Tanz Wehmütige Weisen, getanzte Gefühle

 Die „National Dance Company of Ireland“ hat in der Stadthalle Station gemacht.
 Die „National Dance Company of Ireland“ hat in der Stadthalle Station gemacht. © Foto: Archiv
Anja Weiß 12.01.2018

  Irland ist ein Land der Gegensätze, ebenso wie seine Bevölkerung. Die Landschaften sind rau, aber von beeindruckender Schönheit, die Melodien der Menschen traurig und melancholisch, aber auch überschäumend vor Lebensfreude. Auch der irische Tanz hat eine lange Tradition, er kann auf 2000 Jahre  alte Geschichte zurückblicken. Als die keltischen Druiden auf die Insel kamen, tanzten sie, um ihren erdverbundenen Göttern zu huldigen. Im zwölften Jahrhundert wurde dann der „Carol“ entwickelt, bei dem ein Solist vorsang und der Kreis der Tänzer antwortete. Auch andere Tänze sind bis heute bekannt und die irischen Instrumente, die Pfeifen, Fiedeln und Harfen, begleiten die Sänger und Tänzer mit ihren typischen Weisen, mal besinnlich-ruhig, mal laut-stimmungsvoll.

Tradition und Moderne

Aus diesem reichen Erbe schöpft die „National Dance Company of Ireland“, die 1998 zum ersten Mal zu einer Tournee aufgebrochen ist und seitdem mit wechselnden Programmen weltweit ihr Publikum begeistert.
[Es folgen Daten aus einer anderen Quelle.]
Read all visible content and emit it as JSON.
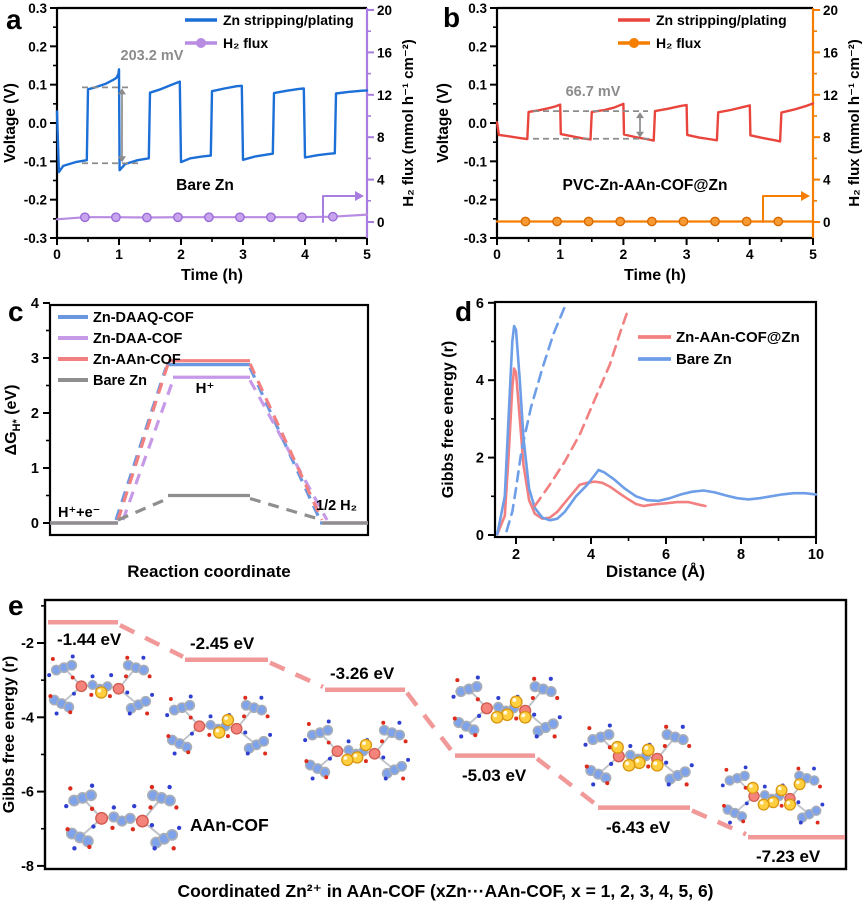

Für die neue Tour 2018 hat sich Produzent Kieran Cavanach zum Ziel gesetzt, die alten irischen Traditionen mit dem neuen Geist Irlands zu vereinen. Zu dieser Mischung passen auch die speziell angefertigten Schuhe, die es in harter und weicher Ausführung gibt, zum einen für den Stepptanz, zum anderen für die Tänze, die sich ans Ballett anlehnen. Die Show ist eine Reise durch Tanz- und Musikstile, bereichert durch Gesang und dazu passende Fotos von irischen Landschaften. So startet der Auftritt mit „Newgrange im Morgengrauen“: Ein Bild zeigt das Naturwunder im Sonnenschein, die Tänzer strömen auf die Bühne, begleitet von Trommelklängen, sie tanzen als Einheit, symbolisieren das irische Volk. Das ist der fulminante Beginn, an dem alle Beteiligten mitwirken, es folgen Stationen der irischen Geschichte, des keltisch-gälischen Lebens, dargestellt vom Ensemble oder einzelnen Mitwirkenden. Es sind  besinnliche Stücke dabei, die einem unter die Haut gehen. Wehmütige Flötentöne, klagende irische Weisen, die von der Not der Iren erzählen, oder ein bedächtiger Tanz vor einer Feuerstelle, an der die Gruppe zusammenkommt, bevor sie in ein neues Leben aufbrechen.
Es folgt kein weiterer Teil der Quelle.